Sentado no banco dos réus, o pai dela, Renato Grembecki Archilla, de 58, é acusado de encomendar a morte da própria filha. "Na hora que eu recebi o primeiro tiro, eu sabia que tinha sido meu pai e meu avô", disse Renata.

Com um terço enrolado na mão, a pubicitária falou por cerca de duas horas na tarde desta quarta-feira, dia 1°, para um Conselho de Sentença composto por quatro mulheres e três homens. No plenário 5 da Barra Funda, chorou ao menos sete vezes ao lembrar das brigas judiciais para ter a paternidade reconhecida, do atentado que sofreu, dos 45 dias no hospital e das oito cirurgias que fez para reconstruir o rosto dilacerado pelos tiros. Antes de entrar, pediu que Archilla fosse retirado. "Não tenho coragem de depor na frente dele. Tenho muito medo do Renato."

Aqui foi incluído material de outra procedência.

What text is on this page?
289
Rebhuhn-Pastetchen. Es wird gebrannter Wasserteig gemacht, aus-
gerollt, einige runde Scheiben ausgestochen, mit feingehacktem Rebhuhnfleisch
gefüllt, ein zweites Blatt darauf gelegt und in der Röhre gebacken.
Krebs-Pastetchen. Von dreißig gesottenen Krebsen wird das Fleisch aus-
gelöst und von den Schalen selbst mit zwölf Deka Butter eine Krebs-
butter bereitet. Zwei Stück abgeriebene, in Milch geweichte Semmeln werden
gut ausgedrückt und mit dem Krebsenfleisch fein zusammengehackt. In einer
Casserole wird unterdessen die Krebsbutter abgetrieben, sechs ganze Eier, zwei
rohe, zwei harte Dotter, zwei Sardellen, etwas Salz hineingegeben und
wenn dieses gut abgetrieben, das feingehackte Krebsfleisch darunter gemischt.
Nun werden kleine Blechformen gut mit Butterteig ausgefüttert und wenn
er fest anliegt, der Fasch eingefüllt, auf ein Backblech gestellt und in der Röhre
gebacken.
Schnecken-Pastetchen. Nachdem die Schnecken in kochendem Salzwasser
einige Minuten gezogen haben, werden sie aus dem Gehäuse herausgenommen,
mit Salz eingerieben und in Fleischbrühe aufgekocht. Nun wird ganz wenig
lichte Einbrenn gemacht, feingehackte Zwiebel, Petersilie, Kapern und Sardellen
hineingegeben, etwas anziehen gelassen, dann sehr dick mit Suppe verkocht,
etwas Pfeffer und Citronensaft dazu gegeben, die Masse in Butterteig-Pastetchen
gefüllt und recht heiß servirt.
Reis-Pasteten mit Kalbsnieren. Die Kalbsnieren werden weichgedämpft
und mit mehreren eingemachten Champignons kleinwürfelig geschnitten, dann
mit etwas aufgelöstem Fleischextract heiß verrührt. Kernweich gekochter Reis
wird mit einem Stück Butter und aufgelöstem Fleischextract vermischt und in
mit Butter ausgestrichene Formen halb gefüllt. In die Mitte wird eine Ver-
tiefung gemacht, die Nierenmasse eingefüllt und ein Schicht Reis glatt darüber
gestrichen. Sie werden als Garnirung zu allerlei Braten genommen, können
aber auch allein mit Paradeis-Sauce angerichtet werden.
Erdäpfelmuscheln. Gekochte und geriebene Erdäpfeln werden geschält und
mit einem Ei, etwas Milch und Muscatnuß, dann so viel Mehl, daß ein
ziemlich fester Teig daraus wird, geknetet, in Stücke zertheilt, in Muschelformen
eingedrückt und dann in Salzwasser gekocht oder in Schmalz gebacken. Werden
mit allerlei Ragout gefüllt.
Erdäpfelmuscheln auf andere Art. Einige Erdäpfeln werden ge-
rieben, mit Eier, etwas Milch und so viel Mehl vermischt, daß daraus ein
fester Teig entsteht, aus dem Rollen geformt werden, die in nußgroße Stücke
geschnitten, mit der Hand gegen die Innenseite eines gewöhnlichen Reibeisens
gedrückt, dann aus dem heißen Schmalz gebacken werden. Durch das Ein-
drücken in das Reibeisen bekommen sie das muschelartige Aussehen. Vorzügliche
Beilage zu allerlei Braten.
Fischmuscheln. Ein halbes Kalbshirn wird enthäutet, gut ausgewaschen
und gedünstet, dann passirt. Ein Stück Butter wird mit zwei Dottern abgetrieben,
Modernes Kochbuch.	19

Archilla responde em liberdade por tentativa de homicídio com duas qualificadoras, motivo torpe e recurso que impossibilitou defesa, além do agravante de ser pai da vítima.

A expectativa do Ministério Público de São Paulo (MPE) é de que ele seja condenado a 20 anos em regime fechado pelo crime e saia do fórum algemado. Mesmo se for condenado, no entanto, a juíza Débora Faitarone, na 1ª Vara do Júri, pode conceder que o réu responda a uma possível apelação fora da cadeia.

"Acredito nos jurados, que são pessoas comuns, como eu. Acredito que, diante de todo meu sofrimento, a Justiça vai ser feita", disse Renata. Para ela, o avô também foi mandante do crime, mas já morreu e não pode ser julgado. "Em função da demora da Justiça, ele não pôde responder pelo que cometeu."

O crime aconteceu há mais de 15 anos. Era uma segunda-feira, 17 de dezembro de 2001, quando Renata parou seu Fiat Palio em um semáforo da Rua Professor José Leite Oiticica, na região do Morumbi, na zona sul de São Paulo. Havia saído da casa do namorado, onde dormiu, e queria chegar cedo ao trabalho, para uma reunião. Eram 8h15.

Um homem vestido de Papai Noel abordou um carro à direita de Renata, parecia que queria vender algo, segundo ela conta. A camisa era grande demais, a barba e o gorro estavam desajeitados. "Depois, ele passou pela frente do meu carro. Me encarou, sacou o revólver e começou a atirar", afirmou. "Ele não disse nada e só atirou na direção da minha cabeça. Foi uma tentativa de execução."

Aos jurados, Renata afirmou que foi ameaçada pelo avô, meses antes do atentado. "A juíza determinou pagamento de pensão alimentícia até os 24 anos, mas até lá muita coisa pode acontecer", teria dito a ela. A publicitária tinha 22 na época.

O atirador era o policial militar José Benedito da Silva, de Sorocaba, no interior, que foi julgado, condenado e já cumpriu pena pelo crime. Em sua agenda, investigadores encontraram o telefone da família do réu, proprietária de um haras na cidade, onde Silva trabalhava como segurança.

Sem ser reconhecida pelo pai, Renata foi criada pelos avós maternos e pela mãe, que morreu de câncer quando ela tinha 16 anos. A paternidade foi alvo de uma ação judicial que durou 12 anos e terminou após confirmação de exame de DNA, mas a publicitária praticamente só teve contato com Archilla em fóruns e cartórios.

"Ele nunca me ligou em um aniversário", disse. "Eu sou vítima disso tudo. Não tenho culpa de ter nascido."

Para o promotor Felipe Zilberman, Archilla arquitetou o crime para que Renata não tivesse direito à herança da família. Já o advogado Rodrigo Senzi, que defende o réu, afirma não haver provas nos autos que aponte seu cliente como mandante da tentativa de assassinato.